1. Field of the Invention
The present invention relates to an advanced grid structure which has high strength and low thermal expansion characteristics, and which is formed by using carbon fiber reinforced plastic that is a material for use in the aerospace which is lighter than metal and has a low thermal expansion coefficient.
2. Description of the Related Art
In recent years, along with increase in demand for high resolution images of the Earth's surface, there is made a plan to arrange a plurality of small satellites incorporating optical devices in the low earth orbit. Accordingly, an importance is put on development of the small satellites incorporating the optical devices. In order to prevent reduction in observation accuracy of the optical devices, there is a demand for each of the satellites to have a satellite structure having thermal dimensional stability. Further, unlike medium and large satellite structures which need to have high rigidity, the small satellite structures need to have high strength.
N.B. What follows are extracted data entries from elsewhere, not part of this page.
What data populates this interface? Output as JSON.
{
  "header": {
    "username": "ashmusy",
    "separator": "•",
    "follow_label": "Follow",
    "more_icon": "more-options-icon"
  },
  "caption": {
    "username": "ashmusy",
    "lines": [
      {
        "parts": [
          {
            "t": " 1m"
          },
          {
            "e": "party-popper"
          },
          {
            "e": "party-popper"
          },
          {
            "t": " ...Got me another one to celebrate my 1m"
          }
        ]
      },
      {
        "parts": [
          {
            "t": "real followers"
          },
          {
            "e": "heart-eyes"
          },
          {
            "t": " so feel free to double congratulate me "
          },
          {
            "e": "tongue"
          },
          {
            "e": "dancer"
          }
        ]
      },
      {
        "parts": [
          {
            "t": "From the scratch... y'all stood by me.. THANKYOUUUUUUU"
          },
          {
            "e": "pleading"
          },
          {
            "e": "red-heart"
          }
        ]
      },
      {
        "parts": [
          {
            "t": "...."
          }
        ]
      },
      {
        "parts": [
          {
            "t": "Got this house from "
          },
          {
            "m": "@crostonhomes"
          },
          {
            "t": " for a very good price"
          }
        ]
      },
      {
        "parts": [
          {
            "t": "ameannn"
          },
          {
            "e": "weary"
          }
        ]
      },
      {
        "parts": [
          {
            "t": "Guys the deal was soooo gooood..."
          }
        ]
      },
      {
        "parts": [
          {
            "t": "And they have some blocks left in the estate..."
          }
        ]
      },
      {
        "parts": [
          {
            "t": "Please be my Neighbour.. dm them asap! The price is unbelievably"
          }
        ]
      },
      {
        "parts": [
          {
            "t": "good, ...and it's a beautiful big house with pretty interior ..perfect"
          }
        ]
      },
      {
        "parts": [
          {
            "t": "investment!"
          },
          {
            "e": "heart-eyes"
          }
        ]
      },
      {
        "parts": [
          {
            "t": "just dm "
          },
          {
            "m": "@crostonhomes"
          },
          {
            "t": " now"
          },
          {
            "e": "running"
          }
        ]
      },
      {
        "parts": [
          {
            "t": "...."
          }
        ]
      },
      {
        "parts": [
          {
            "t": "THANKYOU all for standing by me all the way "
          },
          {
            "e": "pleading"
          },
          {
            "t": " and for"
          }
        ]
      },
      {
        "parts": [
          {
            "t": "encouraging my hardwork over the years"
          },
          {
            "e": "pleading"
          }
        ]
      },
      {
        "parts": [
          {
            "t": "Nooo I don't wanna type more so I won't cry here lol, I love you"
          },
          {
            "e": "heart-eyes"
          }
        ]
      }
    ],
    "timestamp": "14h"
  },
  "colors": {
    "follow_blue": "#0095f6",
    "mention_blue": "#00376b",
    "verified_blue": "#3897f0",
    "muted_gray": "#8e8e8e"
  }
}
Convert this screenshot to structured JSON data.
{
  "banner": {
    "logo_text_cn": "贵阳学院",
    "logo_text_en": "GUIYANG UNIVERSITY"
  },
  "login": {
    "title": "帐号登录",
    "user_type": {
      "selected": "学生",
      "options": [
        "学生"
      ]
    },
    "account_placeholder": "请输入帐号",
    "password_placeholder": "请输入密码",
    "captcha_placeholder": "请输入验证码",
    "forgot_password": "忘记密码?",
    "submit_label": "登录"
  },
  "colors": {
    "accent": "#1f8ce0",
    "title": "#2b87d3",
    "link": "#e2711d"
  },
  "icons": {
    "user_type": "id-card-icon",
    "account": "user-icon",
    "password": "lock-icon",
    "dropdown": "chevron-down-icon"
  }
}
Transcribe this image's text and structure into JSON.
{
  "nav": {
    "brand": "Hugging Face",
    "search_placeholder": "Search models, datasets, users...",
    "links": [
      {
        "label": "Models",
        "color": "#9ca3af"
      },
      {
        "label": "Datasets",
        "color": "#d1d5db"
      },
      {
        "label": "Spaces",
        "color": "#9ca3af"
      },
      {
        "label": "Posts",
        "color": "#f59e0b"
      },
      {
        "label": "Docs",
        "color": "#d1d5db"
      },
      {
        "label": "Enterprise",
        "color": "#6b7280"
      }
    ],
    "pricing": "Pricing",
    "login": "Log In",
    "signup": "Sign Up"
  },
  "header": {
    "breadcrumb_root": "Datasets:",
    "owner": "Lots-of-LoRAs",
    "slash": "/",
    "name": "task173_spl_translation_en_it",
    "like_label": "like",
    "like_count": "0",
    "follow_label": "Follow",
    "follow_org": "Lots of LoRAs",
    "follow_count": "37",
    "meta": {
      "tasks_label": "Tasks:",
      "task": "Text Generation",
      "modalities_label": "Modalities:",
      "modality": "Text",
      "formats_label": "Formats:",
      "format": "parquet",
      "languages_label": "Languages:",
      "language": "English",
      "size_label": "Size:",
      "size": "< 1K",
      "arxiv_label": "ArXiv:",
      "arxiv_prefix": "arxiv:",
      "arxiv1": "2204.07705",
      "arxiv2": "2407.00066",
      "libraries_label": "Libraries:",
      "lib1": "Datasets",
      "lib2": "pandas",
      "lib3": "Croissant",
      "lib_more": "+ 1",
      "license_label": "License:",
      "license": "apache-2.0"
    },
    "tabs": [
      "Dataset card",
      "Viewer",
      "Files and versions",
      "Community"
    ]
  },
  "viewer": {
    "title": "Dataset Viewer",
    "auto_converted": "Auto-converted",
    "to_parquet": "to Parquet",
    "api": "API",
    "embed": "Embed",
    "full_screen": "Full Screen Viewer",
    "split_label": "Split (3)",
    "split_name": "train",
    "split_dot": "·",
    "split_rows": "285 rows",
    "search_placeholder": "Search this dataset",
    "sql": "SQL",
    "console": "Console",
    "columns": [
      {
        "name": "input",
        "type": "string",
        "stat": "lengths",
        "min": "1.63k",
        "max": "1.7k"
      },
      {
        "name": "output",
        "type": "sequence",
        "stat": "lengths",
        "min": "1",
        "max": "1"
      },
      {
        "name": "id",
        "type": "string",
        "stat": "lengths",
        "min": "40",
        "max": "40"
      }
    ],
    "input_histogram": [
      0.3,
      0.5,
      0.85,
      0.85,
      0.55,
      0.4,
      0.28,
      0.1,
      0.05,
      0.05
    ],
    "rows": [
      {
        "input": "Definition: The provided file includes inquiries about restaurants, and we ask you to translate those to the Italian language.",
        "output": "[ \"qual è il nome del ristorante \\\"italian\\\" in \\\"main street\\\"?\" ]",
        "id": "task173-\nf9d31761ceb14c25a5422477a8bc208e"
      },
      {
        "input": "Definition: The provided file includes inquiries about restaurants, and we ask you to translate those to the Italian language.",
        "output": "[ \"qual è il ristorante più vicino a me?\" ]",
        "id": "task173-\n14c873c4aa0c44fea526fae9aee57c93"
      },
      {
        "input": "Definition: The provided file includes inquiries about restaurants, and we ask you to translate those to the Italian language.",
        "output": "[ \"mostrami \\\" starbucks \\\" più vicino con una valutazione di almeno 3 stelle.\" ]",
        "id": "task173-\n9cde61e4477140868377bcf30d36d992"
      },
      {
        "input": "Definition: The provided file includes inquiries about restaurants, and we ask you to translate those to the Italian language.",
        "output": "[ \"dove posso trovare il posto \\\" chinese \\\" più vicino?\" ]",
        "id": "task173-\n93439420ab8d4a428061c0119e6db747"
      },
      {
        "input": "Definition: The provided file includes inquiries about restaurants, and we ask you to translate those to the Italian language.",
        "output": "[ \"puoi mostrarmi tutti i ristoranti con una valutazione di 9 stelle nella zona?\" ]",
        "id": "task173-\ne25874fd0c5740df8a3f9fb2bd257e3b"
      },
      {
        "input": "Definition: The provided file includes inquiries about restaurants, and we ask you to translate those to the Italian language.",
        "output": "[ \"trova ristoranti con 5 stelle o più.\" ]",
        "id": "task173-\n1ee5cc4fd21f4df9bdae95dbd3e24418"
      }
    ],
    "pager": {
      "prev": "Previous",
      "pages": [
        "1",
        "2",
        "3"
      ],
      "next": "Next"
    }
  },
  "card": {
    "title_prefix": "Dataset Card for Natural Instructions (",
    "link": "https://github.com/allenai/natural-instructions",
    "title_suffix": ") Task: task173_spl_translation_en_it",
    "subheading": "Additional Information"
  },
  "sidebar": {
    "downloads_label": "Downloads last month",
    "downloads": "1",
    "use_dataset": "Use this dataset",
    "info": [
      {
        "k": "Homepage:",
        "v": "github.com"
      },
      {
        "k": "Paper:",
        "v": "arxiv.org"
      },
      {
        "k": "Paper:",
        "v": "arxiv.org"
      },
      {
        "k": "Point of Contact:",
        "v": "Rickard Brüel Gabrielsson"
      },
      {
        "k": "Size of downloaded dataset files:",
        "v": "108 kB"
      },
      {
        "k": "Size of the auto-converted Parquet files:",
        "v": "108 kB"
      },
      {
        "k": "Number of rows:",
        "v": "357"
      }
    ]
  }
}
As the satellite structure having thermal dimensional stability, there is suggested a low thermal expansion structure having a complex quadrangular lattice. The low thermal expansion structure of the complex quadrangular lattice is obtained by combining quadrangular tubes and rods having slots. The  quadrangular tubes are formed by utilizing characteristics differing in thermal expansion coefficient between a direction in which carbon fibers of the carbon fiber reinforced plastic run and a direction perpendicular to the direction in which the carbon fibers run, and by adjusting an orientation angle of the carbon fibers so that the thermal expansion coefficient becomes close to zero. Further, the rods include first rods made of the carbon fiber reinforced plastic and second rods made of the carbon fiber reinforced plastic. Slits are provided to those in positions which fit with each other. The low thermal expansion structure is assembled by arranging the first rods and the second rods perpendicularly to each other and fitting those by the slits and is structured by fitting the quadrangular tubes to an inner side surrounded by side surfaces of the rods. With this structure, a structure having a value of the thermal expansion coefficient close to zero is realized (see, for example, authors, K. J. Yoon and three others “COMPOSITE GRID STRUCTURE WITH NEAR-ZERO THERMALLY INDUCED DEFLECTION”, 41st AIAA/ASME/ASCE/AHS/ASC Structures, Structural Dynamics, and Materials Conference and Exhibit, April 2000, AIAA-200-1476, pp. 971-976).
However, in the above-mentioned low thermal expansion structure, while the thermal expansion coefficient can be set within a range from −1.0 ppm/K to 1.0 ppm/K, the rods are fitted and adhered to each other through the slits. Accordingly, there is a problem in that strength of the low thermal expansion structure is limited due to a low tensile strength of about 40 MPa at the adhesion portions, so the strength is reduced.
In this case, when a conventional pseudoisotropic laminated structure is  structured by using carbon fibers having a tensile modulus of elasticity of 280 GPa or more and 330 GPa or less, it is possible to realize the pseudoisotropic laminated structure having high strength, whose tensile strength is 4600 MPa or more, but whose thermal expansion coefficient is 1.1 ppm/K or more.
In general, carbon fibers have a negative thermal expansion coefficient, and a resin has a positive thermal expansion coefficient. Accordingly, while the carbon fiber reinforced plastic having a one-direction laminated structure of the carbon fibers has the negative thermal expansion coefficient in a direction of the carbon fibers, the pseudoisotropic laminated structure formed thereby has the positive thermal expansion coefficient.
Further, the modulus of elasticity and the thermal expansion coefficient of the carbon fibers have an inverse proportional relationship, and the modulus of elasticity and the strength thereof also have an inverse proportional relationship. As a result, the strength and the thermal expansion coefficient of the carbon fibers have a proportional relationship. Accordingly, in the pseudoisotropic laminated structure formed by using the carbon fibers having high strength, a thermal expansion coefficient cannot be made close to zero. Therefore, there is a problem in that this pseudoisotropic laminated structure is not appropriate for the satellite structure incorporating optical devices in terms of the thermal dimensional stability.
Further, conventional earth observatory satellites have medium or large sizes, so there are needs for satellite structures having high rigidity and low thermal expansion characteristics. Accordingly, there is not reached an object of developing a satellite structure having high strength and low thermal  expansion characteristics.